Thyristors are multifunctional semiconductor devices that have unique current- and voltage-handling capabilities. They can switch from a non-conducting OFF state to a highly conducting ON state in a variety of ways, enabling flexible control of electrical power and conversion between AC and DC.
Internal Structure
The thyristor consists of four alternating layers of P-type and N-type semiconductor material forming three PN junctions in series. The outer layers are known as the anode and cathode terminals. Additional gate terminals can be attached to the inner layers, allowing external signals to trigger the transition between the blocking and conducting modes.
Based on the number of gates, thyristors are classified into:
• Two-terminal device without a gate (DIAC)
• Three-terminal device with one gate (TRIAC)
• Four-terminal device with two gates (SCS)
Volt-Ampere Characteristics
The volt-ampere curves of a thyristor are highly nonlinear and have two distinct regions – reverse blocking mode and forward blocking mode.
In the reverse blocking region, all PN junctions are biased in the reverse direction. A small leakage current flows through the device.
In the forward blocking region, the thyristor blocks current flow until the breakover voltage is reached.
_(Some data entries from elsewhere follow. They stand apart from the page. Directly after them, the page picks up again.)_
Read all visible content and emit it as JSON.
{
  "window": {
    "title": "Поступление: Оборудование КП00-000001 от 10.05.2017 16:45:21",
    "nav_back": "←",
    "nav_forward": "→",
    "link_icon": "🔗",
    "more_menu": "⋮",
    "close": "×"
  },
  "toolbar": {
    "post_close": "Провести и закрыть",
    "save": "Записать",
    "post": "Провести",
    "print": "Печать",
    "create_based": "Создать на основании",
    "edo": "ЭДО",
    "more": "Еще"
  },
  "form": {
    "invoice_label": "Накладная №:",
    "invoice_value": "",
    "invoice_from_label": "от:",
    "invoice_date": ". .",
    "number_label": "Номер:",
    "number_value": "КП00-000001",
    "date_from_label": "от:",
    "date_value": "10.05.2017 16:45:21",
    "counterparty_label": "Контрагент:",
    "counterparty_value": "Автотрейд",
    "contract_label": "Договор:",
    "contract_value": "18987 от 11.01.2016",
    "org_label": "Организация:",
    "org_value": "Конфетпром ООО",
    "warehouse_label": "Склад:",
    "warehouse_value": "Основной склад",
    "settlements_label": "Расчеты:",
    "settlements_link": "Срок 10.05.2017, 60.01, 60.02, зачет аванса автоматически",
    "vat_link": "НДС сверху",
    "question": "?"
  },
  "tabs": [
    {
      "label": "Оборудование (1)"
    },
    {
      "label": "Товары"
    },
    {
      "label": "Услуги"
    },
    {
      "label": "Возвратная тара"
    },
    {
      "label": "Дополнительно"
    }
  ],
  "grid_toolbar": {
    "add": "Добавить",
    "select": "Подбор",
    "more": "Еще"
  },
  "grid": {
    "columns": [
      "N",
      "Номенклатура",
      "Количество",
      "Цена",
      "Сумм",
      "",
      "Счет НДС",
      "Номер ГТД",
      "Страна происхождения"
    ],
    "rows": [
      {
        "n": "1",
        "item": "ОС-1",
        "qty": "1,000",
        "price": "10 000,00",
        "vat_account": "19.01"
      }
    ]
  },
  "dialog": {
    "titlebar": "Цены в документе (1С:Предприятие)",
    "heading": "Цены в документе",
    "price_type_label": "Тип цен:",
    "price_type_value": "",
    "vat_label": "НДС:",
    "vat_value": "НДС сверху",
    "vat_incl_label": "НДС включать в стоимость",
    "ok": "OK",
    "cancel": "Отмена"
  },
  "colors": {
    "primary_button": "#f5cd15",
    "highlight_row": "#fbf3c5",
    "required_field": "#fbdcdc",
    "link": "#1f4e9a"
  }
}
At that point, the resistance abruptly falls and the thyristor switches to its ON-state.
Switching Actions
Thyristors can be switched from the OFF-state to ON-state in several ways:
• Breakover voltage triggering
• Gate signal triggering - for gated devices like TRIACs
• Light triggering - for light-activated thyristors
• dv/dt triggering due to rate of rise of voltage
Once turned ON, the device current must be reduced below the holding current value for it to switch OFF. This latching capability provides flexibility for power control applications.
Applications
Thanks to their robustness and unique switching capabilities, thyristors find use in a wide array of applications:
• Power switching and control - drives, power supplies, motor starters, light dimmers
• Power conversion - HVDC transmission, AC/DC rectifiers, inverters
• Overvoltage protection
• Digital electronics - logic gates, memory cells
• Pulsed lasers and arc welders
Thyristors continue finding new applications as power semiconductor technology advances. They remain indispensable for efficient power conversion, switching and control.
With the expanding use of renewable energy sources such as solar and wind, thyristors play a vital role in grid integration and management of these irregular power generation assets. Sophisticated thyristor systems provide continuous dynamic control over transmission of renewable energy onto the smart power grid.
Emerging applications include high-density, high-efficiency power electronics for electric vehicles. Thyristor converters and inverters are ideal to withstand high voltages in EV traction motor drives. Gate turn-off thyristors (GTOs) allow pulse-width modulation to achieve smooth and reliable speed control for EVs.
In consumer electronics, light dimmers based on thyristors have been augmented by TRIAC dimmers enabling efficient lighting control. Solid-state circuit breakers using thyristors provide intelligent shut-off capability combined with current limiting functions for smart homes.
The excellent thermal stability and insensitive gate drives offered by thyristors have opened up cutting-edge applications in avionics controls. Thyristors tolerate operation under extremes temperature, pressure and vibration - making them indispensible for aerospace applications.
Advances in silicon carbide and gallium nitride based power semiconductors will further expand capabilities of high-power, high-temperature thyristors. They will find newer applications from HVDC transmisison systems to electric aircraft propulsion drives leveraging their unique capabilities.
In summary, innovations in thyristor materials and circuit topologies continue to fuel their adoption into newer application domains - while retaining mission-critical roles in existing industrial and power infrastructure.